Review: Married with Zombies

Married with Zombies (Living with the Dead, #1)Married with Zombies by Jesse Petersen
My rating: 3 of 5 stars

While driving to their weekly marriage counseling appointment, Sarah and David notice things are a bit unusual. There’s little or no traffic in downtown Seattle, the parking lot attendant has vanished and their therapist is running late and gnawing on her previous appointment.

Turns out the zombie apocalypse has happened thanks to a fast-spreading virus that converts the bitten into zombies within ten to twenty minutes of exposure. Thanks to their mutual love of zombie films, Sarah and David are able to survive wave after wave of attack, all while working out their marital problems (turns out that the zombie apocalypse is far more effective than therapy…who knew?) and figuring out their next move.

It’s official that zombies are now the next big thing in publishing. And while they’re not quite as sparkly as vampires, the brain eating undead are certainly making quite a march onto the shelves, with varying degrees of success. In the column of zombies really working in the context of a story and adding something to it, I’d put up "Feed" or "Boneshaker." Then on the other end, you’ve got "Married with Zombies" where the role of the undead is being played for laughs.

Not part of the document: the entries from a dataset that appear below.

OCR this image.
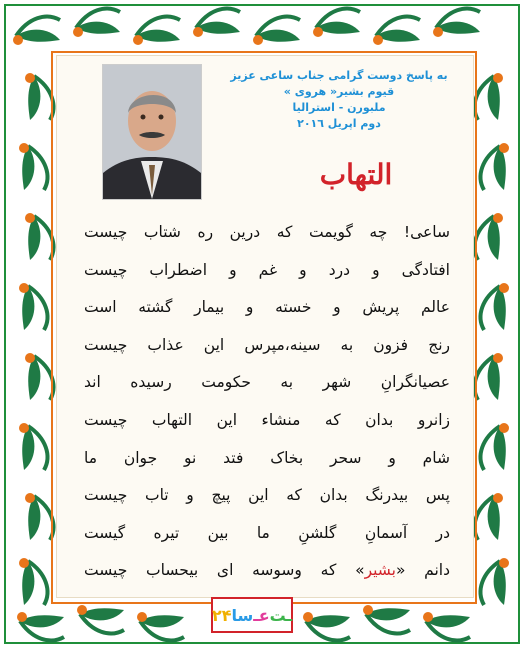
به پاسخ دوست گرامی جناب ساعی عزیز
قیوم بشیر« هروی »
ملبورن - استرالیا
دوم اپریل ۲۰۱٦
التهاب
ساعی! چه گویمت که درین ره شتاب چیست
افتادگی و درد و غم و اضطراب چیست
عالم پریش و خسته و بیمار گشته است
رنج فزون به سینه،مپرس این عذاب چیست
عصیانگرانِ شهر به حکومت رسیده اند
زانرو بدان که منشاء این التهاب چیست
شام و سحر بخاک فتد نو جوان ما
پس بیدرنگ بدان که این پیچ و تاب چیست
در آسمانِ گلشنِ ما بین تیره گیست
دانم «بشیر» که وسوسه ای بیحساب چیست
۲۴ سا عـ ـت
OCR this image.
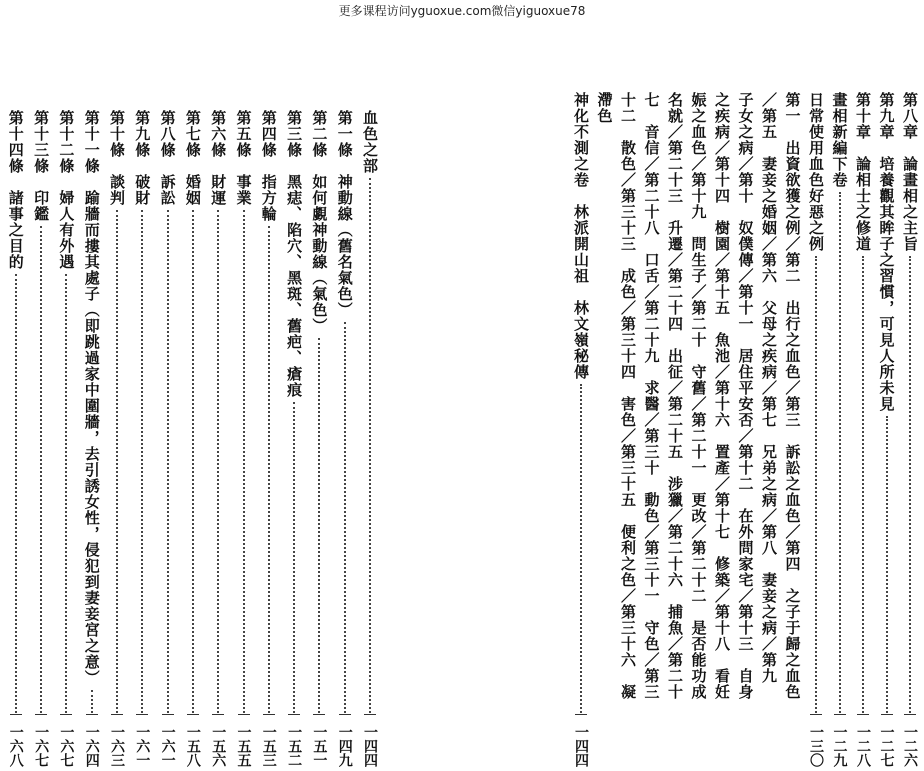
更多课程访问yguoxue.com微信yiguoxue78
血色之部
一四四
第一條　神動線（舊名氣色）
一四九
第二條　如何覷神動線（氣色）
一五一
第三條　黑痣、陷穴、黑斑、舊疤、瘡痕
一五二
第四條　指方輪
一五三
第五條　事業
一五五
第六條　財運
一五六
第七條　婚姻
一五八
第八條　訴訟
一六一
第九條　破財
一六一
第十條　談判
一六三
第十一條　踰牆而摟其處子（即跳過家中圍牆，去引誘女性，侵犯到妻妾宮之意）
一六四
第十二條　婦人有外遇
一六七
第十三條　印鑑
一六七
第十四條　諸事之目的
一六八
第八章　論畫相之主旨
一二六
第九章　培養觀其眸子之習慣，可見人所未見
一二七
第十章　論相士之修道
一二八
畫相新編下卷
一二九
日常使用血色好惡之例
一三〇
第一　出資欲獲之例／第二　出行之血色／第三　訴訟之血色／第四　之子于歸之血色
／第五　妻妾之婚姻／第六　父母之疾病／第七　兄弟之病／第八　妻妾之病／第九
子女之病／第十　奴僕傳／第十一　居住平安否／第十二　在外問家宅／第十三　自身
之疾病／第十四　樹園／第十五　魚池／第十六　置產／第十七　修築／第十八　看妊
娠之血色／第十九　問生子／第二十　守舊／第二十一　更改／第二十二　是否能功成
名就／第二十三　升遷／第二十四　出征／第二十五　涉獵／第二十六　捕魚／第二十
七　音信／第二十八　口舌／第二十九　求醫／第三十　動色／第三十一　守色／第三
十二　散色／第三十三　成色／第三十四　害色／第三十五　便利之色／第三十六　凝
滯色
神化不測之卷　林派開山祖　林文嶺秘傳
一四四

At some points in the story, it works well. But clocking in at just over 200 pages, "Married with Zombies" feels longer than that. Another reviewer pointed out that the book quickly falls into a pattern of find supplies, get attacked, fight it off and retreat over and over again. And it’s not hard to argue with that. We’re treated to first-person narration from Sarah, who does get in a few one-liners and zingers that do work well. But one-liners and zingers do not a complete story make. In many ways, "Married with Zombies" has that feeling of a Saturday Night Live skit that starts off clever at first, but slowly becomes less and less enjoyable the longer the central concept is stretched out. The initial fun of a brain eating therapist and a marriage on the rocks becomes a bit less interesting once we come across a crazy cult of religious nuts who believe the zombie uprising in book of Revelation come to life.

And yet, I still enjoyed the book enough to be curious to see where things go next. Part of this could be that the relationship and ups and downs of Sarah and David intrigued me enough to see what happens next to them. And part of it could be that the hook that comes in the final pages is just interesting enough that I wouldn’t necessarily mind spending another 200 or so pages with this couple. You’ll be rooting for these crazy kids to survive–not only the zombies but each other.